Em 20 anos (1995-2016), o setor privado desembolsou 13,3 bilhões de reais. Com a aprovação da MP, o setor estima que sua participação deve passar dos atuais 6% para até 30% no período de dez anos. A previsão, baseada em contratos já fechados, é de mais 12,8 bilhões de reais entre 2017 e 2021.

Se atrair recursos privados para superar os gargalos do saneamento é ponto pacífico, a trajetória proposta pelo governo federal para conseguir isso enfrenta resistências. Basicamente, dois pontos principais semeiam discórdia em torno da MP que revê o marco regulatório do setor: as novas atribuições da Agência Nacional de Águas e a concorrência direta entre empresas públicas e privadas.

Novo papel da Agência Nacional das Águas (ANA)

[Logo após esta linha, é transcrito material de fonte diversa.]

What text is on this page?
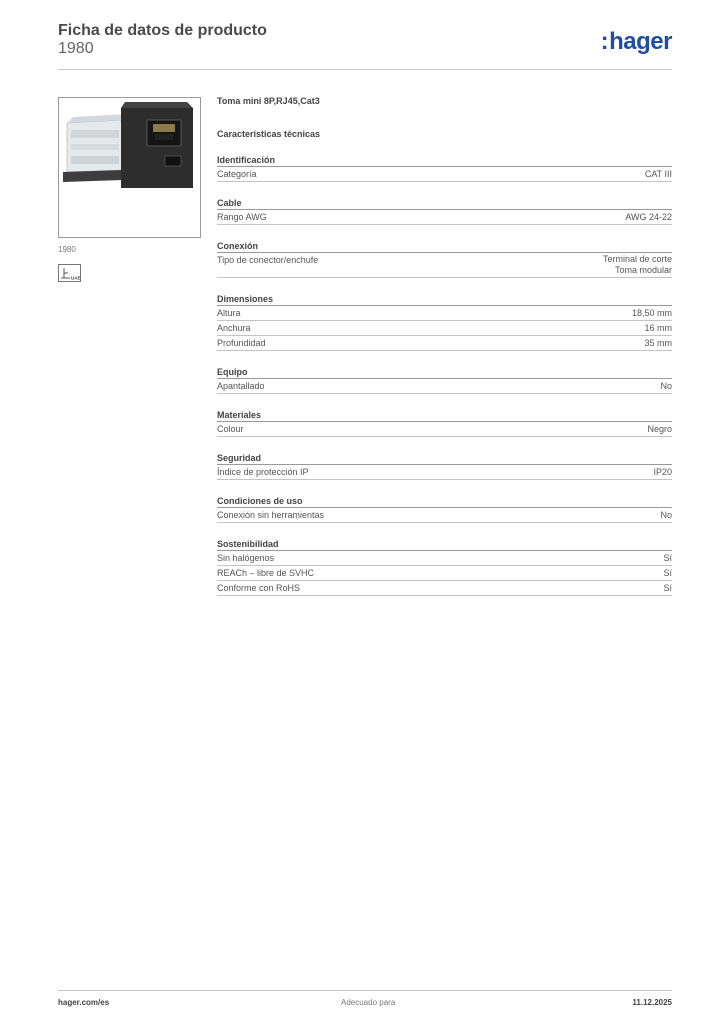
Ficha de datos de producto
1980	:hager
1980
UAE
Toma mini 8P,RJ45,Cat3
Características técnicas
Identificación
Categoría	CAT III
Cable
Rango AWG	AWG 24-22
Conexión
Tipo de conector/enchufe	Terminal de corte
Toma modular
Dimensiones
Altura	18,50 mm
Anchura	16 mm
Profundidad	35 mm
Equipo
Apantallado	No
Materiales
Colour	Negro
Seguridad
Índice de protección IP	IP20
Condiciones de uso
Conexión sin herramientas	No
Sostenibilidad
Sin halógenos	Sí
REACh – libre de SVHC	Sí
Conforme con RoHS	Sí
hager.com/es	Adecuado para	11.12.2025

Uma das principais mudanças na legislação é a diretriz de que a Agência Nacional de Águas (ANA) – atualmente responsável apenas pela regulação do acesso e uso dos recursos hídricos federais – atuará também como reguladora dos serviços públicos de saneamento básico, que abrange as atividades de abastecimento de água, esgotamento sanitário, limpeza urbana, manejo de resíduos sólidos e drenagem. Atualmente, quem cuida da contratação dos serviços de saneamento são os próprios estados e municípios.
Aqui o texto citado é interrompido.